After being so down for so long I decided to put a positive attitude into action.  I woke up Monday morning, put on my workout clothes, did some easy stretches, and then after my coffee went down to the treadmill and did 20 minutes.  Not a long time, not a hard walk, but 20 minutes.  Tuesday morning I got up, had my coffee, put on my workout clothes and went to SMC and did the BodyPump class at 6:30 and it was a great workout.  All my muscles were shaky and there were some things I opted out of doing and those reps I did were with very light weights.  I will do some stretches through the day to keep that area moving and then I have a massage at 2:45 p.m. today - wow!

I had some oatmeal wtih blueberries for breakfast and find the less I eat the better I feel so I am working on that.  I am still eating but small amounts thru the day so it does not blow up my stomach or at least make it feel that way. 

I go to have the bandage changed and hopefully removed so the stitches can finish healing in the open air.  I do need to go bra shopping again and try to find some really, really, comfortable bras that do not leave marks across my reconstruct.  I don't like the Lane Bryant ones I bought and will try a different style.  I am also not a DDD on the right side so it should be easier to find some options.  I probably am still a DD and a D depending on the style of bra.  So now that I have shared, I think I will go finish dishes, and then stretch it all out.

I hope everyone makes the decision to go vote and express yourself.  Otherwise, a few people get to make really big decisions for us all.

Sunday, November 4, 2012

A Better Day

I am sitting in the living room watching Food Network after watching the Bears win big.  I am feeling a little more positive than some of my past blog entries.  I think I will take advantage of the time change, set out my workout clothes and hit the treadmill in the morning instead of going into work at 6:00 a.m. which I fear I may do because I will be up, awake, and ready.  Then Tuesday, since we are closed, I will go in to SMC and take Michele's 6:30 body pump class.  I also will set up my area for yoga and begin to do my stretches and exercises again to see if I can regain some flexibility that I when I was doing my physical therapy. 

So, I will report back so you know how I am doing.  What I do know is lying around is not making my abs better, and my back is beginning to hurt more again as well.
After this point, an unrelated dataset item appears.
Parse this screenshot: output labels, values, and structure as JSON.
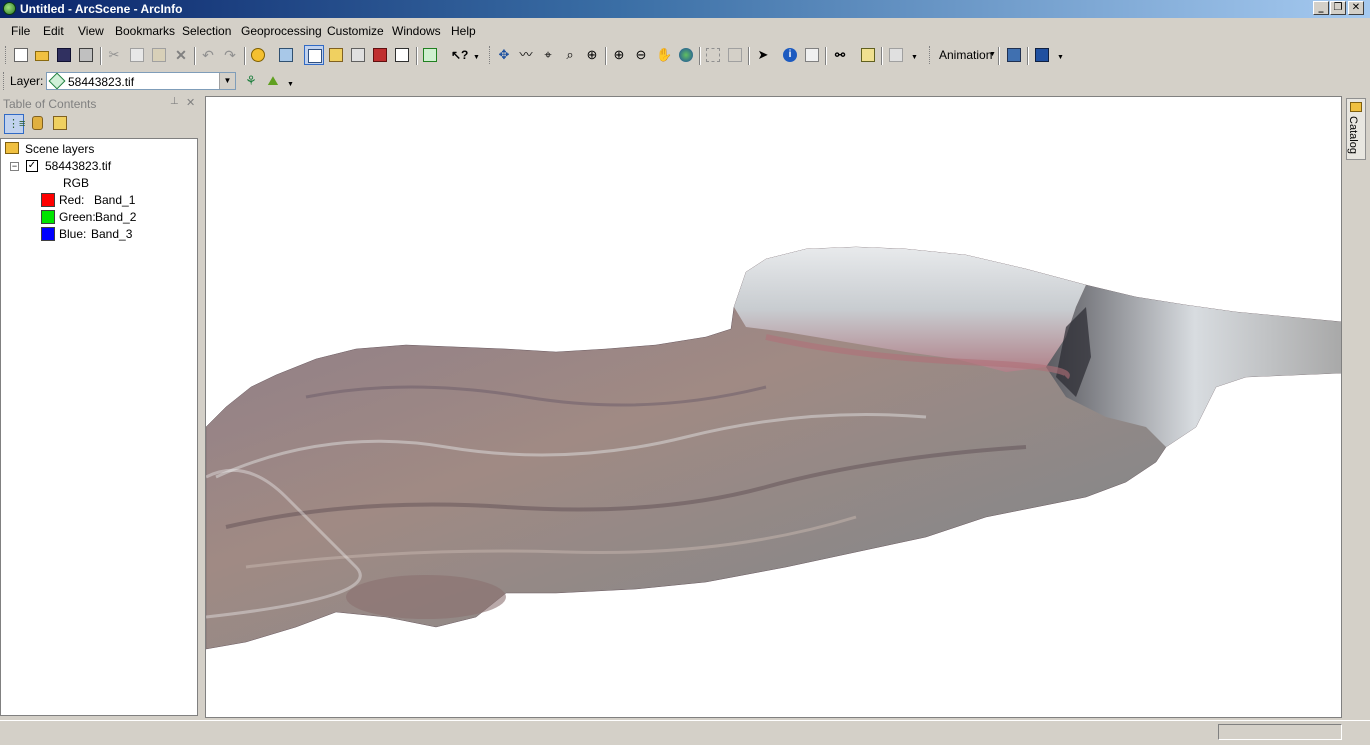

I go back to see the nurse on Wednesday morning and hope the healing is going well.  I have not really seen the scars yet and am not looking forward to that portion.  I was hoping he was going to take a large section of the skin out but I can tell from the bandages that did not happen.  I am ready to be over all of this and move on.  I know the abs will always be an issue but I need I make the most of what I have, I can't go back, and then get to be the best me I can be with my limitations.  I have a lot of life to look forward to, I have a home I love, family I cherish, a sense of self that I want to experience.  I want to do an actual written bucket list and then experience everything on that list. 

So, do I have you motivated and pumped and ready to do it all?  I now just need to walk into the kitchen and check the dryer.  I might even pop some popcorn as my Sunday evening meal.  That was the family tradition in the Glynn household - our Sunday evening meal was popcorn and something sweet.